My Lords, I cannot answer that question because there is no answer to it at the moment, other than that, having established boundaries, clearly they cannot go on for ever. The very nature of our system is that the boundaries should be regularly updated. We now say that UK boundaries should be done on a regular basis every five years; previously, as I have indicated, it was done every eight to 12 years. It is clear that at some stage some mechanism will need to be put in place to allow an update of the boundaries, but it would be presumptuous and premature of me to speculate now on when that would be, and indeed on whether we will use the same people to do it and what the criteria would be for these boundaries.

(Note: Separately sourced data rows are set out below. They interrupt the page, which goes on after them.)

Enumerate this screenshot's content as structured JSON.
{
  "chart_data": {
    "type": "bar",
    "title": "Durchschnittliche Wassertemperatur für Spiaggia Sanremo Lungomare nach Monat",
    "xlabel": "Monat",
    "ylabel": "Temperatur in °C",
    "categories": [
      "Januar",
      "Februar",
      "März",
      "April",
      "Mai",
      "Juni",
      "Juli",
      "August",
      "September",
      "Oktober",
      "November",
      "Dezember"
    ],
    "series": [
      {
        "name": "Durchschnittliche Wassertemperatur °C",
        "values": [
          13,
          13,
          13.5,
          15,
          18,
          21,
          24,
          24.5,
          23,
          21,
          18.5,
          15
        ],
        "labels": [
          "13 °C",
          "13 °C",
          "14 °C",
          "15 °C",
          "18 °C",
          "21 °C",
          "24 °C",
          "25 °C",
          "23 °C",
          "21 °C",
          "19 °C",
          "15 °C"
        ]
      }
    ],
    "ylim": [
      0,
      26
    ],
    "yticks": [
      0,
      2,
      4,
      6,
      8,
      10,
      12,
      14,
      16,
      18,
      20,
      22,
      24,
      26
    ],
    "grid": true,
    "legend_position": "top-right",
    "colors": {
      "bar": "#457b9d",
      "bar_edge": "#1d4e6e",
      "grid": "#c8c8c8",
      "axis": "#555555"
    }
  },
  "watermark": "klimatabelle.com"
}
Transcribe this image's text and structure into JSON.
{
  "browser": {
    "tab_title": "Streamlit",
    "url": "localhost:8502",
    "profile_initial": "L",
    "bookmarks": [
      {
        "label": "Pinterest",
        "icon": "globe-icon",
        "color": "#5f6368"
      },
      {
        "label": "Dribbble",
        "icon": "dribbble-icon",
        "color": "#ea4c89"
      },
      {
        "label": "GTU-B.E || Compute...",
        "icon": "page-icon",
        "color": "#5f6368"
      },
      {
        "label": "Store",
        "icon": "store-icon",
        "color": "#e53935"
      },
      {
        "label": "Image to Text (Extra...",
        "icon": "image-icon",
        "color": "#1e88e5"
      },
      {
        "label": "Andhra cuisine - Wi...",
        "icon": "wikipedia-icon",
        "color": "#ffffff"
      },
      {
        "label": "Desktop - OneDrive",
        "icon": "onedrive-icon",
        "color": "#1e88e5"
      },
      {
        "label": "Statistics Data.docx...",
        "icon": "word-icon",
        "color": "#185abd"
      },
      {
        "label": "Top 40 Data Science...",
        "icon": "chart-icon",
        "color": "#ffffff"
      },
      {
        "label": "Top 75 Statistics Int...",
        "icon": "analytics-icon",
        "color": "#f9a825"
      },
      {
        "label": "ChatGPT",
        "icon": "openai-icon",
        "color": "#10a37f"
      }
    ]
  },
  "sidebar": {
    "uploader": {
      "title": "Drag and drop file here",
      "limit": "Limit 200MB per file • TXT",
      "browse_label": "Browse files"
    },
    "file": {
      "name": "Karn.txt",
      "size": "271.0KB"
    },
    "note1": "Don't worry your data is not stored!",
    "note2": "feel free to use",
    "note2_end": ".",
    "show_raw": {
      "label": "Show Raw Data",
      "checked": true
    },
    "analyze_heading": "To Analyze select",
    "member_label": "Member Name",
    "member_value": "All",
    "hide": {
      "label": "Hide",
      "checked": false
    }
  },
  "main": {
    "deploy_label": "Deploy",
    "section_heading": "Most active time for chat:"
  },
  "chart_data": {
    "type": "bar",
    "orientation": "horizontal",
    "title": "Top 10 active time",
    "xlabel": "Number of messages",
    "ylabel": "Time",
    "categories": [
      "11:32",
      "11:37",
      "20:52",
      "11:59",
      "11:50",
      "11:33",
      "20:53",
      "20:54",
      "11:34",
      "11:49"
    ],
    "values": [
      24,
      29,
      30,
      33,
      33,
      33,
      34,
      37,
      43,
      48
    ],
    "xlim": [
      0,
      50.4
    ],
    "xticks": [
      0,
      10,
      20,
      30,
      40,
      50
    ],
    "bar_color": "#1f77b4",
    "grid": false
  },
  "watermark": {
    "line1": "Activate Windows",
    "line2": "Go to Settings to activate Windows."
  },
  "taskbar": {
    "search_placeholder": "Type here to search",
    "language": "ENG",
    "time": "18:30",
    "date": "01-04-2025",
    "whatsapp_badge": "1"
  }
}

That is a debate for another day. There are no proposals. However, the noble Lord was right to identify the fact that, as there is a disjunction, there has to be a mechanism at some point for updating the boundaries for the Assembly.
I apologise, but if there are changes of the kind that are being foreshadowed, would they require legislation and where would that legislation take place?
I am almost certain that it would require legislation and it would be Westminster legislation, just as with Scotland when as a result of a disjunction there was primary legislation in 2004. I am as certain as I can be that that is what the position would be.
This debate has been useful because it has brought out a number of important issues, and I am sure that there will be further discussions when the Boundary Commission for Wales produces its proposals for the Welsh parliamentary constituencies. I very much valued the historic insight into the boundaries between Merthyr Tydfil and Rhymney, where the noble Lord served with distinction when he and I were colleagues in the Commons. Since then, people have come and gone over a number of years, and this is perhaps just the latest instalment; I am sure that there will be many in years to come when our successors are sitting here or in the other place—with whatever role this place has in a century’s time. On the basis that in the terms of the order there does not need to be any dispute, I commend the order to the Committee.